Supply Chain Strategies: In 2022 we expect many items to be on allocation and/or have delivery dates and quantity to be randomly and suddenly changed. Many items, not just computer chips.
During their annual strategic planning meeting, Perfect Plastic outlined their eight-point strategy for dealing with supply chain disruption:
1. Maintain exceptional communication with customers:
1st to sustain trust. There is a lot of noise that this is all a conspiracy to raise prices. We must be ready to answer why?
2nd to keep customers informed in real-time to give them the most time to react and adjust.
3rd to coach customers to develop a plan B, and plan C for when their plan A is impacted. Constantly reminding them how important it is to supply accurate, timely forecasts to enable their vendors to order early enough to meet their needs.
2. Maintain an even higher level of communication and cooperation within the company:
Disruptions affect every department. Maintain exceptional communications with your “internal customers”
3. Manage vendor relationships. Be very strategic in second sourcing vs. consolidating sources. If you are a small customer, the vendor with limited product is unlikely to accept your order over one from a major customer. (In today’s environment, having multiple suppliers for a critical part may result in never getting your orders fulfilled. Major customers receive the largest allocations.)
4. Increase inventory. Amazon.com can no longer deliver everything in 1-2 days even when they promised to. JIT inventory management is not ideal in an environment where delivery cycles are unpredictable.

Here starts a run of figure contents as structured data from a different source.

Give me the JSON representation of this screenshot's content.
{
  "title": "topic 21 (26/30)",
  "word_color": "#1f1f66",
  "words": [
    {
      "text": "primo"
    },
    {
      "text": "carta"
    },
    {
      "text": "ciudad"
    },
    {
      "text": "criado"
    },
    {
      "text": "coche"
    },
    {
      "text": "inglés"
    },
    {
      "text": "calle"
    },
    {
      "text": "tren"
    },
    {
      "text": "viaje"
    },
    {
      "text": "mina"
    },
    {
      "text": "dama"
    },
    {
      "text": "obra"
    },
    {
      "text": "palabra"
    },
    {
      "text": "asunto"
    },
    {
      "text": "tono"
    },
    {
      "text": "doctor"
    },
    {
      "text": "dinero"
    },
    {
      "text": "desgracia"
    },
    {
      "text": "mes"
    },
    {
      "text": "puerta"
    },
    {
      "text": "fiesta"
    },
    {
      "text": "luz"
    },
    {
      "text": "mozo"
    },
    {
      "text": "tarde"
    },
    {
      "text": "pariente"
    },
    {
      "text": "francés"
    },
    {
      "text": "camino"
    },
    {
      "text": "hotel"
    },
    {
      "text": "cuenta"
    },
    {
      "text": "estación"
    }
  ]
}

5. Develop alternative ways to produce the final product as various components become unavailable. Anticipate shortages. Have plan B, C, and D proven and ready to go.
6. Increase prices to reflect the higher cost of doing business. Timely, reasonable, and well communicated.
7. Optimize the product mix, your vendors are. Smart phone chips are more profitable than automotive chips, but both consume the same amount of foundry capacity. With a finite foundry capacity, vendors are prioritizing production of the most profitable chip. When your production is constrained by a component availability, which product mix using that component makes the most sense?
8. When pricing consider opportunity cost. Consider, if you could only provide 80% of a customer’s requirement due to vendor allocations of his specific chip but the customer would be willing to fill the other 20% with a cheaper product. Your price to them for the cheaper product should reflect the loss of profit from using up capacity that would have been reserved for high margin product.
At all costs retain the trust of your customers, vendors, and employees. Reinforce the behaviors that communicate your character, your competence, and your caring.